I'm currently working on my data analytics bike-share capstone project and I've had some trouble searching for a way to do this, I'm probably wording this incorrectly but I'll try and explain it.
I'm working with a dataset of 13 rows that contains 4 of the following: start_station_name, start_station_id, start_lat and end_lng.
There are a bunch of missing info on those columns, but we have the data to deduce most of what the info is in order to salvage the data for the sake of cleaning (learning), so here is the question:
I was thinking of running something like:
IF start_lat = known_number_1 and start_lng = known_number_2 THEN mutate start_station_name = X and start_station_id = Y
is there any way to do something like this? Where should I look for info regarding it?

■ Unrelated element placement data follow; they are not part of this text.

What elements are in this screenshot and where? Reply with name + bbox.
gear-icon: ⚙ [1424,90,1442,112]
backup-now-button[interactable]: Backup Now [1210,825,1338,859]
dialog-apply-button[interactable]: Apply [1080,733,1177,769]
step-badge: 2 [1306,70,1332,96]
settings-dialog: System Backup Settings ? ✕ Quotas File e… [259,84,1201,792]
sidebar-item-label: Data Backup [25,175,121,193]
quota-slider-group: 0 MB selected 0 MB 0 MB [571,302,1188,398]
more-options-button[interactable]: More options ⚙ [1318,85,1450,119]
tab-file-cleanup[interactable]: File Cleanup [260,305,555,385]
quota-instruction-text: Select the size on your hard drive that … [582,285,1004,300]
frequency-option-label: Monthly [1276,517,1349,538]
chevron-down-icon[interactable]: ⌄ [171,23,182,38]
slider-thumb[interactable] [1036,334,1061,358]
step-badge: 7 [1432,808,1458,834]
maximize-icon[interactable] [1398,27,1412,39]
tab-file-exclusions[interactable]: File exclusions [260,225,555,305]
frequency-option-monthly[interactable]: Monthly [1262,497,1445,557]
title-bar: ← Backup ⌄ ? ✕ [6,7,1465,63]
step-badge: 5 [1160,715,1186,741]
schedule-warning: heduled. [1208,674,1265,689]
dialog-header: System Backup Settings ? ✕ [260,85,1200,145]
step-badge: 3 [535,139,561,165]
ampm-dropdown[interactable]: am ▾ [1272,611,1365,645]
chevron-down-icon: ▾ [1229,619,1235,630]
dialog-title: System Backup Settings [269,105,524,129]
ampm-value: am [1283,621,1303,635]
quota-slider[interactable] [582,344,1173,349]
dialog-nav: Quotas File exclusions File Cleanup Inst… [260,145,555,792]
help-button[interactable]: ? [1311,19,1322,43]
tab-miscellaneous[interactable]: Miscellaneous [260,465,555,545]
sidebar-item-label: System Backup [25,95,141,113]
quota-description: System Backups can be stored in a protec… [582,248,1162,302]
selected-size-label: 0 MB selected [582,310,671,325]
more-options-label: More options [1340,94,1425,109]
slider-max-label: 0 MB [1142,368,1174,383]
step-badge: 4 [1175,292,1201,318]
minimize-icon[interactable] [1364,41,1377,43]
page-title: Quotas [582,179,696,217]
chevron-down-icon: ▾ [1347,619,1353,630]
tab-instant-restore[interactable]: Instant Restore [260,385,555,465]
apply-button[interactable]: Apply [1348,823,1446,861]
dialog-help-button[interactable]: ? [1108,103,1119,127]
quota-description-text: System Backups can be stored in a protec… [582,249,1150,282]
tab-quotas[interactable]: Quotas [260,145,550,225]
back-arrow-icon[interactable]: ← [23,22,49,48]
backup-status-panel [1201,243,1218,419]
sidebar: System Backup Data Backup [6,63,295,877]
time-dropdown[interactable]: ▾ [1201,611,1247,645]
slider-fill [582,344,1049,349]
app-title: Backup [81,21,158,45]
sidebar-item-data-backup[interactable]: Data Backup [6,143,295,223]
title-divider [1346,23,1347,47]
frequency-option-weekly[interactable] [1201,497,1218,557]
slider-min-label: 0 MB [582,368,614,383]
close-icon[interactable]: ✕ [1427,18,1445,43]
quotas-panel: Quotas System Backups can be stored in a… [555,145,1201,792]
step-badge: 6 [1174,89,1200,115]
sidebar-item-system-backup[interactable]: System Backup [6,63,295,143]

You'll be better off creating a csv file with all known long/lat with station names, and reading the file and joining with your original data.frame that has missing values.
If you post sample data frames - 1) base data and 2) station names using dput, we can give some specific guidance how to handle it.
Hello and thank you for the reply!
I already know how to export to csv but I have no idea on how to create the table that would suffice my needs
That is creating a table with every row that has missing values.
Could you point me at what kind of function I should look for this kind of task?
Sure thing! this is the head of the data right after I mergeed the dataset into a single table.
Also plz let me know if there is a better way to share it, it seems kinda messy so I've added a image.
head(full_data) #See the first 6 rows of data frame. Also tail(full_data)
ride_id rideable_type started_at ended_at start_station_name start_station_id end_station_name end_station_id
1 EC2DE40644C6B0F4 classic_bike 2022-05-23 23:06:58 2022-05-23 23:40:19 Wabash Ave & Grand Ave TA1307000117 Halsted St & Roscoe St TA1309000025
2 1C31AD03897EE385 classic_bike 2022-05-11 08:53:28 2022-05-11 09:31:22 DuSable Lake Shore Dr & Monroe St 13300 Field Blvd & South Water St 15534
3 1542FBEC830415CF classic_bike 2022-05-26 18:36:28 2022-05-26 18:58:18 Clinton St & Madison St TA1305000032 Wood St & Milwaukee Ave 13221
4 6FF59852924528F8 classic_bike 2022-05-10 07:30:07 2022-05-10 07:38:49 Clinton St & Madison St TA1305000032 Clark St & Randolph St TA1305000030
5 483C52CAAE12E3AC classic_bike 2022-05-10 17:31:56 2022-05-10 17:36:57 Clinton St & Madison St TA1305000032 Morgan St & Lake St TA1306000015
6 C0A3AA5A614DCE01 classic_bike 2022-05-04 14:48:55 2022-05-04 14:56:04 Carpenter St & Huron St 13196 Sangamon St & Washington Blvd 13409
start_lat start_lng end_lat end_lng member_casual
1 41.89147 -87.62676 41.94367 -87.64895 member
2 41.88096 -87.61674 41.88635 -87.61752 member
3 41.88224 -87.64107 41.90765 -87.67255 member
4 41.88224 -87.64107 41.88458 -87.63189 member
5 41.88224 -87.64107 41.88578 -87.65102 member
6 41.89456 -87.65345 41.88316 -87.65110 member
Alright. I presume you may have 100s of missing lat/lon in this data frame that you would want to fillup from a file. Where do you have the station names with known lat lon data lying? If you donot have a file and if the known lat/lon to station is a small list then we will directly paste it in code. But it is usually better to have data pulled in from a text file.
Yes, the file has something around 10 thousand entries missing data. The full file has 5860776 rows
The known info is within the same csv file, I'll need to manually collect it but since the number of stations are limited it shouldn't take too long. It should be simple once I have the missing data on a spreadsheet, then I could filter each lat lon to change the station name, the same applies filtering station to add the known lat lon, kown station lat to change the lon etc...
You had me sold on the idea of exporting the rows with misising info into a csv file to work with it on excel, why would we need the known lat lon for that?